A study by the Center for Social Development at the George Warren Brown School of Social Work at Washington University in St. Louis said that students end up seven times more likely to attend college than children who don't have an account.

The study found that a college savings account was a better predictor of whether a child would attend college than race or parents' net worth.
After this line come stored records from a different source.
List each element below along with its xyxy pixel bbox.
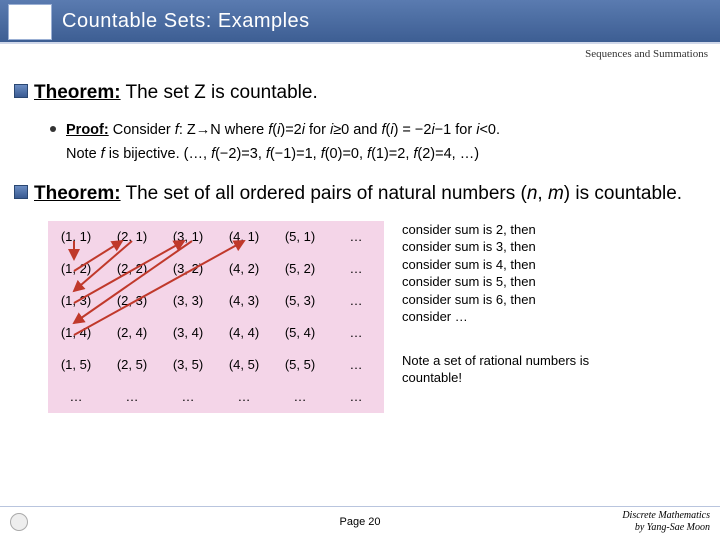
proof-1-text: Proof: Consider f: Z→N where f(i)=2i for… <box>66 118 500 167</box>
side-notes: consider sum is 2, then consider sum is … <box>402 221 602 413</box>
enumeration-note: consider sum is 2, then consider sum is … <box>402 221 602 326</box>
pair-cell: (3, 4) <box>160 317 216 349</box>
pair-cell: (5, 5) <box>272 349 328 381</box>
pair-cell: (4, 4) <box>216 317 272 349</box>
pair-cell: (4, 3) <box>216 285 272 317</box>
table-row: (1, 4)(2, 4)(3, 4)(4, 4)(5, 4)… <box>48 317 384 349</box>
pair-cell: (3, 3) <box>160 285 216 317</box>
sub-bullet-icon <box>50 126 56 132</box>
pair-cell: (2, 5) <box>104 349 160 381</box>
pair-cell: … <box>216 381 272 413</box>
pair-cell: … <box>328 253 384 285</box>
pair-cell: (4, 1) <box>216 221 272 253</box>
theorem-1-text: Theorem: The set Z is countable. <box>34 80 318 106</box>
proof-1: Proof: Consider f: Z→N where f(i)=2i for… <box>50 118 706 167</box>
footer: Page 20 Discrete Mathematics by Yang-Sae… <box>0 506 720 536</box>
pair-cell: … <box>328 349 384 381</box>
pair-cell: … <box>328 285 384 317</box>
bullet-icon <box>14 185 28 199</box>
pair-cell: … <box>160 381 216 413</box>
pair-cell: (2, 2) <box>104 253 160 285</box>
pairs-grid-wrap: (1, 1)(2, 1)(3, 1)(4, 1)(5, 1)…(1, 2)(2,… <box>48 221 384 413</box>
table-row: (1, 3)(2, 3)(3, 3)(4, 3)(5, 3)… <box>48 285 384 317</box>
pair-cell: (1, 3) <box>48 285 104 317</box>
page-number: Page 20 <box>340 516 381 528</box>
pair-cell: (3, 5) <box>160 349 216 381</box>
pair-cell: (1, 5) <box>48 349 104 381</box>
table-row: (1, 1)(2, 1)(3, 1)(4, 1)(5, 1)… <box>48 221 384 253</box>
pair-cell: (1, 1) <box>48 221 104 253</box>
university-logo-icon <box>10 513 28 531</box>
pair-cell: (2, 3) <box>104 285 160 317</box>
pair-cell: (2, 4) <box>104 317 160 349</box>
pair-cell: (4, 2) <box>216 253 272 285</box>
pair-cell: (3, 1) <box>160 221 216 253</box>
table-row: (1, 5)(2, 5)(3, 5)(4, 5)(5, 5)… <box>48 349 384 381</box>
pair-cell: … <box>48 381 104 413</box>
pair-cell: … <box>272 381 328 413</box>
pair-cell: (4, 5) <box>216 349 272 381</box>
pair-cell: … <box>328 381 384 413</box>
rationals-countable-note: Note a set of rational numbers is counta… <box>402 352 602 387</box>
table-row: (1, 2)(2, 2)(3, 2)(4, 2)(5, 2)… <box>48 253 384 285</box>
pairs-table: (1, 1)(2, 1)(3, 1)(4, 1)(5, 1)…(1, 2)(2,… <box>48 221 384 413</box>
pair-cell: (1, 2) <box>48 253 104 285</box>
theorem-2: Theorem: The set of all ordered pairs of… <box>14 181 706 207</box>
pair-cell: (5, 4) <box>272 317 328 349</box>
theorem-2-text: Theorem: The set of all ordered pairs of… <box>34 181 682 207</box>
pair-cell: (3, 2) <box>160 253 216 285</box>
pair-cell: (5, 3) <box>272 285 328 317</box>
pair-cell: (5, 2) <box>272 253 328 285</box>
pair-cell: (5, 1) <box>272 221 328 253</box>
pair-cell: (1, 4) <box>48 317 104 349</box>
slide-title: Countable Sets: Examples <box>62 10 310 33</box>
footer-credit: Discrete Mathematics by Yang-Sae Moon <box>622 510 710 534</box>
theorem-1: Theorem: The set Z is countable. <box>14 80 706 106</box>
pair-cell: (2, 1) <box>104 221 160 253</box>
pair-cell: … <box>328 317 384 349</box>
slide-content: Theorem: The set Z is countable. Proof: … <box>0 44 720 413</box>
pair-cell: … <box>328 221 384 253</box>
table-row: ……………… <box>48 381 384 413</box>
bullet-icon <box>14 84 28 98</box>
pair-cell: … <box>104 381 160 413</box>
title-bar: Countable Sets: Examples <box>0 0 720 44</box>
pairs-section: (1, 1)(2, 1)(3, 1)(4, 1)(5, 1)…(1, 2)(2,… <box>14 221 706 413</box>
slide-logo-icon <box>8 4 52 40</box>
section-subtitle: Sequences and Summations <box>585 48 708 60</box>
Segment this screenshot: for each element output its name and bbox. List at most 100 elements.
Investing in a 529 plan means you:

  • Won't pay federal taxes and you may get a break on your state taxes. As long as you use the money for qualified higher education expenses, vocational school and/or fees or expenses, you don't have to fork money over to Uncle Sam. These qualified expenses include tuition and fees, room and board, books and computers or computer equipment. Your state might offer you a tax deduction for contributions to 529 plans but may impose limits per beneficiary and per taxpayer.
  • Can choose investments based on the age of your student. You can also choose investments based on how much exposure to risk you want your investment to have. In other words, you can choose more conservative investments if you don't want to risk losing money or more risky investments if you want the potential to earn more returns.
  • Can choose another state's 529 plan. If another state offers options you like better, you can choose that state's plan instead. Don't forget to find out whether plans from other states still qualify you for the income tax deduction.
  • Can change investments. Don't like your initial selection? No sweat. Federal tax law lets you change investments twice a year or when there's a change in your beneficiary.

Ideally, you want to start saving for college as soon as you possibly can. Ideally, you'll start saving for college immediately — right when your child turns a month old (or before!).

Consider Other Ways to Invest $5,000

Chances are, you can think of other ways to invest $5,000. However, remember that you want to take care of your own retirement first and should pursue these three options in the order presented. First, invest in your retirement plan through your employer to get the match your employer offers. Then, invest in index funds. Finally, once you've done that, then save for college. You can always borrow to fund your child's college education but you can't borrow for your own retirement!

In addition, remember that with any investment, the earlier you get started on your savings, the more you can save in the long run. However, don't think it's ever "too late" to get started, whether you start saving for retirement at 50 or for college when your child turns 16.